'My neighbour is after my breast milk'
LIFE can be exhausting and challenging for new mums. And it's a beautiful thing when someone steps in and helps out a woman who is no doubt exhausted and physically drained.
One woman has done just that, but her well-meaning actions have given her more than she bargained for.
Writing into Slate's Dear Prudence column, a woman told of a neighbour of two years, who she refers to as 'Tara'.
"We started talking more when we both got pregnant, although still casually," the woman wrote in her post where she described Tara as never more than an acquaintance.
"I saw Tara a few days after she gave birth and asked her how things were going. She burst into tears and told me that she didn't think she would be able to breastfeed.
"She sounded so heartbroken about not nursing (with comments like 'my baby is unlucky to have me for a mother') that I offered to give her a few of my stored bags of breast milk to at least ease her mind."
Tara enthusiastically agreed and accepted four bags of breast milk later that day.
"The next morning I had more than a dozen texts from Tara, wanting to set up a schedule for me to drop off more milk," she continued.
"The texts made it clear that she expected me to provide her with enough breast milk to feed her daughter exclusively."
The woman said she tried offering excuses, but Tara had a solution to everything.
"If I said I didn't think I could produce enough milk for two babies, she replied that mothers of twins do it all the time.

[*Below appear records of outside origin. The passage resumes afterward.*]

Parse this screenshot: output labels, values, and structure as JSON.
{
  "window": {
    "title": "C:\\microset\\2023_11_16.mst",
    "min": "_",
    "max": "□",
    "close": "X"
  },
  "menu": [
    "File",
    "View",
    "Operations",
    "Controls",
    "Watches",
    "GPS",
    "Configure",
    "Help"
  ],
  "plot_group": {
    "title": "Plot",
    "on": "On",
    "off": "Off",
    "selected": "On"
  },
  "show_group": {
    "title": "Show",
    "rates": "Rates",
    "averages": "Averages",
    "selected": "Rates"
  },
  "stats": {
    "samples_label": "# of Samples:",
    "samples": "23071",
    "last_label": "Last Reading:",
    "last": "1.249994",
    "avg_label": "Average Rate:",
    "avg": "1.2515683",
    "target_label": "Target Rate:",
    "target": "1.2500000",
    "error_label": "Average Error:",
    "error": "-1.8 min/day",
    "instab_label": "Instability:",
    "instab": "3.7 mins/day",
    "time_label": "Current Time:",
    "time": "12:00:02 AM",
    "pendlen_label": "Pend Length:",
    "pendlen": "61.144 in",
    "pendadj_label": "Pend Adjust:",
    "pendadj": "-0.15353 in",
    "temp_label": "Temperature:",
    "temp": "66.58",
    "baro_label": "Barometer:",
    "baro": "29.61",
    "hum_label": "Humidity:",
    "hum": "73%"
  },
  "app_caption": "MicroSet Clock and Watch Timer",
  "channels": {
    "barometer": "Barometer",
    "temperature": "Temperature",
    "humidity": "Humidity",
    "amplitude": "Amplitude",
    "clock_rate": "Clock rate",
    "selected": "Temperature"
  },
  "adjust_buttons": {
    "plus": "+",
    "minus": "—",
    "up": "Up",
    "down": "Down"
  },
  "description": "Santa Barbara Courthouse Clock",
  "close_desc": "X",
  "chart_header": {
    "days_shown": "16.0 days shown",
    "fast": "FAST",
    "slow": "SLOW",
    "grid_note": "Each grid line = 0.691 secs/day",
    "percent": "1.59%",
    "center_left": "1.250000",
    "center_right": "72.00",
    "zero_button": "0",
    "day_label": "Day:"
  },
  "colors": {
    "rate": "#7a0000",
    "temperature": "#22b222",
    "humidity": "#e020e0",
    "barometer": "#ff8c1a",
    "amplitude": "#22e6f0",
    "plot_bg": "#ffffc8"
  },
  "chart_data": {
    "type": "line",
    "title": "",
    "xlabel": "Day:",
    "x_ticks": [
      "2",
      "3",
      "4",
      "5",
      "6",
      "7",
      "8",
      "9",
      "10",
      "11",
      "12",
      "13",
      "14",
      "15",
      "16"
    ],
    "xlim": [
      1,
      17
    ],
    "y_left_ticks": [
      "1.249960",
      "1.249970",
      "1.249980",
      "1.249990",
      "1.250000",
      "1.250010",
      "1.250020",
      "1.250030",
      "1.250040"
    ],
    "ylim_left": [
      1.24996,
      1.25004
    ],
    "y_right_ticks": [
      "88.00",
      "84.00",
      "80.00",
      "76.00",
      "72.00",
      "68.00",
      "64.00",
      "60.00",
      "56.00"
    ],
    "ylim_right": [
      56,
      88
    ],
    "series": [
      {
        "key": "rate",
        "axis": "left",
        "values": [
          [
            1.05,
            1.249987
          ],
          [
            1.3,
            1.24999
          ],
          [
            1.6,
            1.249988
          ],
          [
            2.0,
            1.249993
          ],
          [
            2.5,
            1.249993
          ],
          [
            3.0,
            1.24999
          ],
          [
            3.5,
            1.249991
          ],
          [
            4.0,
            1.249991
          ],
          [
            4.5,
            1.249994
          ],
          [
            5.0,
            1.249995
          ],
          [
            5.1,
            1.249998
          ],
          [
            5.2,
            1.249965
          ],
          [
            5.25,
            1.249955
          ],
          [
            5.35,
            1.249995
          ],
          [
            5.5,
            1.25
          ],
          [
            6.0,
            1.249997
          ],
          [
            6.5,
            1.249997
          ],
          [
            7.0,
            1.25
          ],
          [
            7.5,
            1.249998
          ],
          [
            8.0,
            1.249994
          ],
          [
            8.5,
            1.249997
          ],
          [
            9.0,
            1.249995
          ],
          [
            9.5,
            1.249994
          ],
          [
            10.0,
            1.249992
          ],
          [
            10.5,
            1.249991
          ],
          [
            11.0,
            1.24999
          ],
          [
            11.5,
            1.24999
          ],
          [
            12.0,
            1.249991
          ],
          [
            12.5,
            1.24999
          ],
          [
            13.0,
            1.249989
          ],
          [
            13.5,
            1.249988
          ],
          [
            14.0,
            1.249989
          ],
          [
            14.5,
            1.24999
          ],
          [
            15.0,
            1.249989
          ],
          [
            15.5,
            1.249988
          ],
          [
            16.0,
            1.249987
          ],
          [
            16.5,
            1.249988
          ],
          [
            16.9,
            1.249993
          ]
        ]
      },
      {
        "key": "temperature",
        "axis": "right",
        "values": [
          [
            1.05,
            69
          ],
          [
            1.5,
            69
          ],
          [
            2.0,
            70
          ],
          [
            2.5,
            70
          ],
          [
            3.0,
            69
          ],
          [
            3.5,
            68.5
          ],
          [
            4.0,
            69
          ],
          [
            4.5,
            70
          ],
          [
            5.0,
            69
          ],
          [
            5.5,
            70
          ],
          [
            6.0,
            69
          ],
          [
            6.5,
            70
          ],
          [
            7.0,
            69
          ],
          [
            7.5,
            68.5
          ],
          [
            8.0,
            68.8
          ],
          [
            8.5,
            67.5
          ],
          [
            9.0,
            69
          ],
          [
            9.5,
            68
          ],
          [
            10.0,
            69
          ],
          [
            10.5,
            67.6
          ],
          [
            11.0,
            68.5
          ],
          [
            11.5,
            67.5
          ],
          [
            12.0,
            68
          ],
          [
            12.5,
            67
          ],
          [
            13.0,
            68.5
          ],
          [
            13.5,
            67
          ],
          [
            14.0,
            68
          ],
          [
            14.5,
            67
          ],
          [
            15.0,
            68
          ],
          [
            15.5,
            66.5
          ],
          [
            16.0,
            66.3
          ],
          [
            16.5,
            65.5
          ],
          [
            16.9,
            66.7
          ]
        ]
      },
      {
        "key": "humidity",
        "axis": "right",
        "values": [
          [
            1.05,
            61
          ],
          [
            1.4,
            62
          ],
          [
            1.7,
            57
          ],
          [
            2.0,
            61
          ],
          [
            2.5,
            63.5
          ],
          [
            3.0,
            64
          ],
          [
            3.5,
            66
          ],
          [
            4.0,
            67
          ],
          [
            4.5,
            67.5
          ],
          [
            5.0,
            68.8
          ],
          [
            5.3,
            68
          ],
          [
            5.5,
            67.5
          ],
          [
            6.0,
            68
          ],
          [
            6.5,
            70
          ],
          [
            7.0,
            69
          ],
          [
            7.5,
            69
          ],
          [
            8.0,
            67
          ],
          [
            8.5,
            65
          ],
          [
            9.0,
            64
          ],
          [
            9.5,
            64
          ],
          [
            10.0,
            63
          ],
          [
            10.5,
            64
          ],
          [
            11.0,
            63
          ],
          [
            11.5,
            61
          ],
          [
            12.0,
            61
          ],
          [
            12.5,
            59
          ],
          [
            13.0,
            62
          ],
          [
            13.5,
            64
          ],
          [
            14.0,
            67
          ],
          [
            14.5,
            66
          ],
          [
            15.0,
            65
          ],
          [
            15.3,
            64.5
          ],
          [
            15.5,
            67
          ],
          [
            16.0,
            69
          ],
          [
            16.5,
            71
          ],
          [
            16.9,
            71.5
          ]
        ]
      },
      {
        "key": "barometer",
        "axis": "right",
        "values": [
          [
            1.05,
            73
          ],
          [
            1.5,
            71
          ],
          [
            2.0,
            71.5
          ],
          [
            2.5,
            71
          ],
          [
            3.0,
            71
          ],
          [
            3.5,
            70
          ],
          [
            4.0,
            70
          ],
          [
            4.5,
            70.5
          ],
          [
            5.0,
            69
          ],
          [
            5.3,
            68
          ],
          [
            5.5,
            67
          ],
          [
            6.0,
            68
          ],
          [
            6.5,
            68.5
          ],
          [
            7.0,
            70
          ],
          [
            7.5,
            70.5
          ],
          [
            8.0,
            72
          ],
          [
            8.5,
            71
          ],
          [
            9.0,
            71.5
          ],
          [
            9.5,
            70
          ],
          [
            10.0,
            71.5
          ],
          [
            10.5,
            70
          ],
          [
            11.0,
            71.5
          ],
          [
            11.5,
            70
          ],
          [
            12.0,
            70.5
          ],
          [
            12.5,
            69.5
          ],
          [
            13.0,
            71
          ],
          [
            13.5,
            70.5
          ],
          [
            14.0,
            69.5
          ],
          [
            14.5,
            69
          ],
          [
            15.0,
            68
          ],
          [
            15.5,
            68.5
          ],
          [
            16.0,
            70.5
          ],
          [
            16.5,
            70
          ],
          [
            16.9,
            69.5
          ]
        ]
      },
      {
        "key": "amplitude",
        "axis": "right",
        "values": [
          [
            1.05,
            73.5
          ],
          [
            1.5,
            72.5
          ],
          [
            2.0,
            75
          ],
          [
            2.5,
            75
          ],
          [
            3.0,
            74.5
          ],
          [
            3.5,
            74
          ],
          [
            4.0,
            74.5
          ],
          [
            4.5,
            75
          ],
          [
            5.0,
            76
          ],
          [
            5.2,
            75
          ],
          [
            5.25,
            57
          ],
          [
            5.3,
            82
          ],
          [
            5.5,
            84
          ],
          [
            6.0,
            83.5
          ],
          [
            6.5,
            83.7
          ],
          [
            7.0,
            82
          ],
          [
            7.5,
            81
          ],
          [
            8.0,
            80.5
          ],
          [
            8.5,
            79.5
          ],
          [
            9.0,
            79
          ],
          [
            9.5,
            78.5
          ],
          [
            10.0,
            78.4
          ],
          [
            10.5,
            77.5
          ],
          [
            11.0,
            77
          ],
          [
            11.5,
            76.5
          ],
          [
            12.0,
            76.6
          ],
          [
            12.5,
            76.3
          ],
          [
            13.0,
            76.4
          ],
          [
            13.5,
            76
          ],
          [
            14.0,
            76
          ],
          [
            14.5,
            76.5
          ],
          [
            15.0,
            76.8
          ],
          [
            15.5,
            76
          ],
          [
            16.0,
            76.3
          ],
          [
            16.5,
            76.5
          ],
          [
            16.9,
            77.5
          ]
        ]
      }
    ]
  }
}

"If I said I didn't want to spend any more time pumping or nursing, she said I could pump on one breast while feeding my son on the other."
Tara then turned to using her daughter as a pawn to get what she wanted.
"When I didn't give in, she started texting me pictures of her crying daughter with captions like, 'Faye is so sad that her bottle has yucky formula! She misses her yummy breast milk!'," she wrote.
"I don't know what to do. Tara won't stop texting me, and I'm worried that if I block her number she will start coming to my apartment to confront me in person.
"My wife and I do not have the ability or desire to move, but I can't live with this. What can I do?"
Daniel Mallory Ortberg's response was straight to the point.
"So this is… absolutely beyond out of line, and before you block her number, you need to make it clear with Tara just how unwelcome her behavior is."
He suggested sending a direct text such as, "These messages are totally inappropriate and need to stop. I will not talk to you about this again."
Ortberg pointed out that Tara will most likely be unhappy, but it doesn't matter what she thinks at this stage as she has crossed a line.
"Tell her to never text you again, then block her number," Ortberg said.
"If she tries to make you feel guilty when she sees you in person, decline to feel guilty."
Going out of your way to help someone is a wonderful thing to do, but then to bite the hand (breast?) that feeds your child. That's not cool!